Problemão bolsonarista
O presidente do PL na Bahia enfrenta um problema para a montagem de uma sonhada chapa competitiva para a Assembleia Legislativa e para a Câmara dos Deputados em 2026. O ex-ministro de Bolsonaro quer somente nomes realmente bolsonaristas e evitar revezes pós-urnas, como os de Raimundinho da JR e de Victor Azevedo, eleitos com votos do ex-presidente, mas atualmente na base de Jerônimo.

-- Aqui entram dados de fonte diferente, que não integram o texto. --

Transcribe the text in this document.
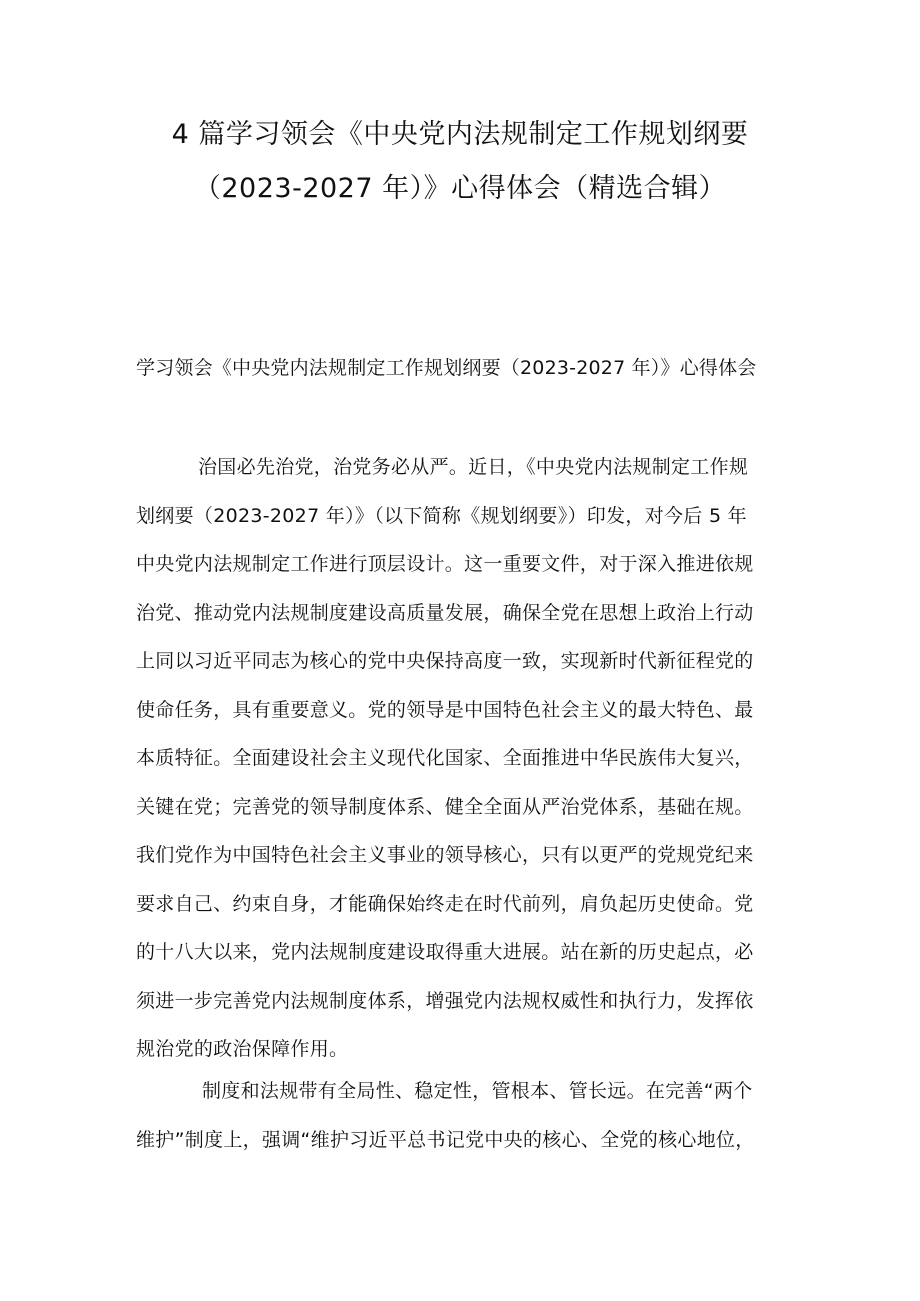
4 篇学习领会《中央党内法规制定工作规划纲要
（2023-2027 年）》心得体会（精选合辑）
学习领会《中央党内法规制定工作规划纲要（2023-2027 年）》心得体会
治国必先治党，治党务必从严。近日，《中央党内法规制定工作规
划纲要（2023-2027 年）》（以下简称《规划纲要》）印发，对今后 5 年
中央党内法规制定工作进行顶层设计。这一重要文件，对于深入推进依规
治党、推动党内法规制度建设高质量发展，确保全党在思想上政治上行动
上同以习近平同志为核心的党中央保持高度一致，实现新时代新征程党的
使命任务，具有重要意义。党的领导是中国特色社会主义的最大特色、最
本质特征。全面建设社会主义现代化国家、全面推进中华民族伟大复兴，
关键在党；完善党的领导制度体系、健全全面从严治党体系，基础在规。
我们党作为中国特色社会主义事业的领导核心，只有以更严的党规党纪来
要求自己、约束自身，才能确保始终走在时代前列，肩负起历史使命。党
的十八大以来，党内法规制度建设取得重大进展。站在新的历史起点，必
须进一步完善党内法规制度体系，增强党内法规权威性和执行力，发挥依
规治党的政治保障作用。
制度和法规带有全局性、稳定性，管根本、管长远。在完善“两个
维护”制度上，强调“维护习近平总书记党中央的核心、全党的核心地位，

O problema para Roma é a desconfiança gerada nas duas últimas eleições, pois bolsonaristas raiz dizem ter sido escanteados em favor de nomes não muito ligados ao conservadorismo. Há apoiadores do capitão que desejam se candidatar por outras siglas da centro-direita e querem distância do PL.

Faltou assessoria?
Um projeto de lei apresentado pelo vereador Daniel Alves (PSDB) há um ano na Câmara Municipal de Salvador propõe que seja excluído parágrafo do Código Tributário de Salvador (Lei 7.186/2006) que impede que pessoas jurídicas ou físicas que não estejam quites com a Fazenda Municipal concorram em processos de fornecimento de materiais e serviços, vendam diretamente ou participem de licitação para execução de obras públicas.

Estudantes, run!
A NSP informou, na última semana, a respeito da falta de infraestrutura de uma instituição de ensino superior da capital baiana. A insatisfação é tanta que já circula em grupos de um aplicativo de mensagens a informação de que uma manifestação está sendo organizada para expor o desgosto com as instalações, a falta de professores e a estrutura precária.